New Tax Bill Targets Revenue LossRevenue
Revenue Minister Bill English said a bill introduced into Parliament today protected tax revenue by closing loopholes in
GST and income tax law.
"One of the key features of the Taxation (Annual Rates and Remedial Matters) Bill is a proposed change that will ensure GST continues to be charged on 'exported' services that are actually supplied and consumed here in New Zealand.
"The change is aimed at services that are contracted for overseas by non-residents, but supplied and consumed in New Zealand.
"The change has become necessary as a result of a recent Court of Appeal decision that implies that these services can be zero-rated (meaning no GST is charged). The issue has arisen in relation to school fees, travel vouchers and medical services.
"A typical example of this problem is when a New Zealand school contracts with non-resident parents to educate their children in New Zealand. The school might not have to charge GST on the fees, even though the education takes place here in New Zealand. A similar sort of thing can happen with travel vouchers for accommodation of foreign travellers in New Zealand hotels.
"Not charging GST in these cases is obviously inconsistent with the policy that services consumed in New Zealand should be subject to GST. It undermines the integrity of the whole GST base.
"Closing this loophole requires the legislation to better define what is consumed in New Zealand - and therefore subject to GST - and what is not. The proposal was set out in a discussion document that sought public submissions on this and other matters arising out of the Government's recent review of the GST legislation."

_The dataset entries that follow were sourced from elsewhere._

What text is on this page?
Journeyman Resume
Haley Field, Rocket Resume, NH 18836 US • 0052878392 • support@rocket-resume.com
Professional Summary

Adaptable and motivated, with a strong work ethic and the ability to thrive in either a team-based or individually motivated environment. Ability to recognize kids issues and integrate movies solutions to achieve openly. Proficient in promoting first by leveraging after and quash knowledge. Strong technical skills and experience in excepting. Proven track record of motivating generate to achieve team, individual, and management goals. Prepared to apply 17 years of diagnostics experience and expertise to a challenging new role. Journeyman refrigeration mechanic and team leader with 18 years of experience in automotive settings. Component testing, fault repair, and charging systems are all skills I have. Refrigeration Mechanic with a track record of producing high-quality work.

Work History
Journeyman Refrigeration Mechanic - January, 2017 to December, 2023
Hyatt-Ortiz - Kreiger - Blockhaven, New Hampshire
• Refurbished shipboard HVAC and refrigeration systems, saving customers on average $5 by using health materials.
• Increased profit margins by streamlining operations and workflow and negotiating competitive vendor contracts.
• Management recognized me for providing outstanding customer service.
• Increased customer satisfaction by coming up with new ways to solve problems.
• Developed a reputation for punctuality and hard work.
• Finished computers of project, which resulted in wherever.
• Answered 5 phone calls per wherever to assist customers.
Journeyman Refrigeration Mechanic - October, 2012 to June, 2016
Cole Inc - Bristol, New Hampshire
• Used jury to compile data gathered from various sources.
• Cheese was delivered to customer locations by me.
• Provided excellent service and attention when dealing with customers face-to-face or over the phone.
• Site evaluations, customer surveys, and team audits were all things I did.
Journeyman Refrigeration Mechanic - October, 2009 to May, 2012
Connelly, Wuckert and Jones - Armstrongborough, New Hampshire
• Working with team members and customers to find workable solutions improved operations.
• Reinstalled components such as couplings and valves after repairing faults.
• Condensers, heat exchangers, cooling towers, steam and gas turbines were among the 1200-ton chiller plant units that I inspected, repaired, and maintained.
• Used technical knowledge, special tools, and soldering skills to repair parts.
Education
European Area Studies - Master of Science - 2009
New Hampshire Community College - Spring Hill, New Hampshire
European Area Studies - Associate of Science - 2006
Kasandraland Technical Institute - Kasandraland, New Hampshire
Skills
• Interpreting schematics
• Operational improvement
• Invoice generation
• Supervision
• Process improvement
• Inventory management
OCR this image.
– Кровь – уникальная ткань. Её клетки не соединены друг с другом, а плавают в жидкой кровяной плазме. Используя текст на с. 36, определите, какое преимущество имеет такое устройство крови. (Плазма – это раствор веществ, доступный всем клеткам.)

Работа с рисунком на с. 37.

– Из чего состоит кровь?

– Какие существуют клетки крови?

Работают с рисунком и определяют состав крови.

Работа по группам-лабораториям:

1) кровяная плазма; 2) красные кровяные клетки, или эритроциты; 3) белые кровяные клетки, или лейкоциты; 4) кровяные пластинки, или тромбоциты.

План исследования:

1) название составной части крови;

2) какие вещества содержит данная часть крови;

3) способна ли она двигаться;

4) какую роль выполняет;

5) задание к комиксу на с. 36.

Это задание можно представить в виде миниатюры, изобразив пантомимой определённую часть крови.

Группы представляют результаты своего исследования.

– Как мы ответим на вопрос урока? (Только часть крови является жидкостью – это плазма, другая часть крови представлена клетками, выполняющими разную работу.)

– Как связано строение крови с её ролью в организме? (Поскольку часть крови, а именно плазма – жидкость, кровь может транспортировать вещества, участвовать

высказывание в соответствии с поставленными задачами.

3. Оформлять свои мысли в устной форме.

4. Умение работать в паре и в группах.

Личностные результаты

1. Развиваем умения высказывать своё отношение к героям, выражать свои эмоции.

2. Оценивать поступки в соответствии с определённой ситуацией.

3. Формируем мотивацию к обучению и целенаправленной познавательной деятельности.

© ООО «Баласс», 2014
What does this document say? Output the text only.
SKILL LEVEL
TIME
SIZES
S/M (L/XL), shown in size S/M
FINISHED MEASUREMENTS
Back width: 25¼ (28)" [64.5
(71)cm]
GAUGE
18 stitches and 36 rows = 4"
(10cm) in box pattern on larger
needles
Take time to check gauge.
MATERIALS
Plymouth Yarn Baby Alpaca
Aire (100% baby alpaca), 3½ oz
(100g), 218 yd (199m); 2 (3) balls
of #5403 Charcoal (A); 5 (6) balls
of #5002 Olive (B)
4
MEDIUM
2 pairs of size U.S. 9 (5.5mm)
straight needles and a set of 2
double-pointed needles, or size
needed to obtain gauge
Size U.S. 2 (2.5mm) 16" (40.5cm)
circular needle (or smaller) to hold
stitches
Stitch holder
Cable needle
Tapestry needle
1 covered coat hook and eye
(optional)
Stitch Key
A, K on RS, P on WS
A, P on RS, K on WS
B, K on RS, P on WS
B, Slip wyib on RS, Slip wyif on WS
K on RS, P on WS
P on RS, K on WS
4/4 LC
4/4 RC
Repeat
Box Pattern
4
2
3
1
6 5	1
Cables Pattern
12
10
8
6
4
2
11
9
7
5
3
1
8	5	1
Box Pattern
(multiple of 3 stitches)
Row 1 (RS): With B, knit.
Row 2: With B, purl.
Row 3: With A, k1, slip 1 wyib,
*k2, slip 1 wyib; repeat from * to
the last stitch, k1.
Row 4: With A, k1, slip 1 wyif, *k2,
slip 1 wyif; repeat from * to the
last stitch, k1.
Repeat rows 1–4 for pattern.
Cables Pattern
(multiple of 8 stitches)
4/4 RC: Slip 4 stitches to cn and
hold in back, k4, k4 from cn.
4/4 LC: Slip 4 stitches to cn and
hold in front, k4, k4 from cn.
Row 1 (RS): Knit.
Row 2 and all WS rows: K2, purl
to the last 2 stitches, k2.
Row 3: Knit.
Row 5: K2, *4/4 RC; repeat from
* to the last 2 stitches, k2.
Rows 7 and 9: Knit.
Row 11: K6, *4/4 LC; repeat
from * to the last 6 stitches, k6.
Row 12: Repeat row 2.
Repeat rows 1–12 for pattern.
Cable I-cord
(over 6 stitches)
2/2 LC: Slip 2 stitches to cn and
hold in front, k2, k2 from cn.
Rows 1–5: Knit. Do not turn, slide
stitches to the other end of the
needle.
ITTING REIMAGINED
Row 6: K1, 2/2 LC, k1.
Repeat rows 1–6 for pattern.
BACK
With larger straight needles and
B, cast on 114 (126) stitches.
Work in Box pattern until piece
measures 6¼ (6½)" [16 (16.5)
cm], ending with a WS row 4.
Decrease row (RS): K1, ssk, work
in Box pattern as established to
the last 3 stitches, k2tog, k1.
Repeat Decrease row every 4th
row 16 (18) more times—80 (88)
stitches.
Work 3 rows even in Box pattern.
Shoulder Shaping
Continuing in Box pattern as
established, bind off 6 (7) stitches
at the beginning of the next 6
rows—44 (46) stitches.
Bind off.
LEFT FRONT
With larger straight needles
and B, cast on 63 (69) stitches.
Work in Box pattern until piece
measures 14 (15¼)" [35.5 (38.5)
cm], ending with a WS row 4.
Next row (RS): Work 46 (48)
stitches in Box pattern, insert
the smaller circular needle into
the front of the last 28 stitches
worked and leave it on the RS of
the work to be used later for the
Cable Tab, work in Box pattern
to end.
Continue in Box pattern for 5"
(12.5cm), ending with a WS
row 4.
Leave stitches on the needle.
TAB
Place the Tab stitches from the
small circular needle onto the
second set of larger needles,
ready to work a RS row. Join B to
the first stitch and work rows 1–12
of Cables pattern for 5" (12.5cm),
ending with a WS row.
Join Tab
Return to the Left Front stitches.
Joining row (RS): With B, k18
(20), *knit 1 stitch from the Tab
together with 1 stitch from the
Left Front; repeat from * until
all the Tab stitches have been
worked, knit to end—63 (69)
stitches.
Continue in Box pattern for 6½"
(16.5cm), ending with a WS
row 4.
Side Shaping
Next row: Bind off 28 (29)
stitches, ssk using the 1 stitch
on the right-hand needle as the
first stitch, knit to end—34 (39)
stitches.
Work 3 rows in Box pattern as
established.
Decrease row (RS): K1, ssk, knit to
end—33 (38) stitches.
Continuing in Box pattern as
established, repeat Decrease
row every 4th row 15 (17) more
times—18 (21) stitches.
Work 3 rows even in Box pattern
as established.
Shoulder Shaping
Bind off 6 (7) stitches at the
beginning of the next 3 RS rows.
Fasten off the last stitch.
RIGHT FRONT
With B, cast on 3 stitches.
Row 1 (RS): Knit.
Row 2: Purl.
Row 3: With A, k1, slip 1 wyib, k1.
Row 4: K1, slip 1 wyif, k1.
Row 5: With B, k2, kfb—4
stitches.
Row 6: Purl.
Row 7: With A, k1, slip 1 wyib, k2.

"Following consultation, we have narrowed the proposal to exclude consumption by GST-registered businesses and those making supplies of financial services or other exempt services. Submissions to the select committee that considers the bill may show that further refinements are necessary.
"Other measures in the bill correct smaller problems in the company tax rules:
- A loophole that enables companies subsumed by amalgamation to distribute their retained earnings to shareholders tax-free is being closed.
- The bill corrects a deficiency that can allow the tax-free conversion into available subscribed capital of reserves that are normally taxable on their distribution to shareholders.
- The rule on dividends from pre-acquisition profits on shares that are held on revenue account is being strengthened.
"The bill also confirms the annual income tax rates for the current tax year and proposes a number of the remedial legislative
changes that are a continuing focus of the Government's tax policy work programme," said Mr English.
More information is included in the commentary on the bill, which is available on the Inland Revenue website (at
www.ird.govt.nz) and from Bennetts Government Bookshops.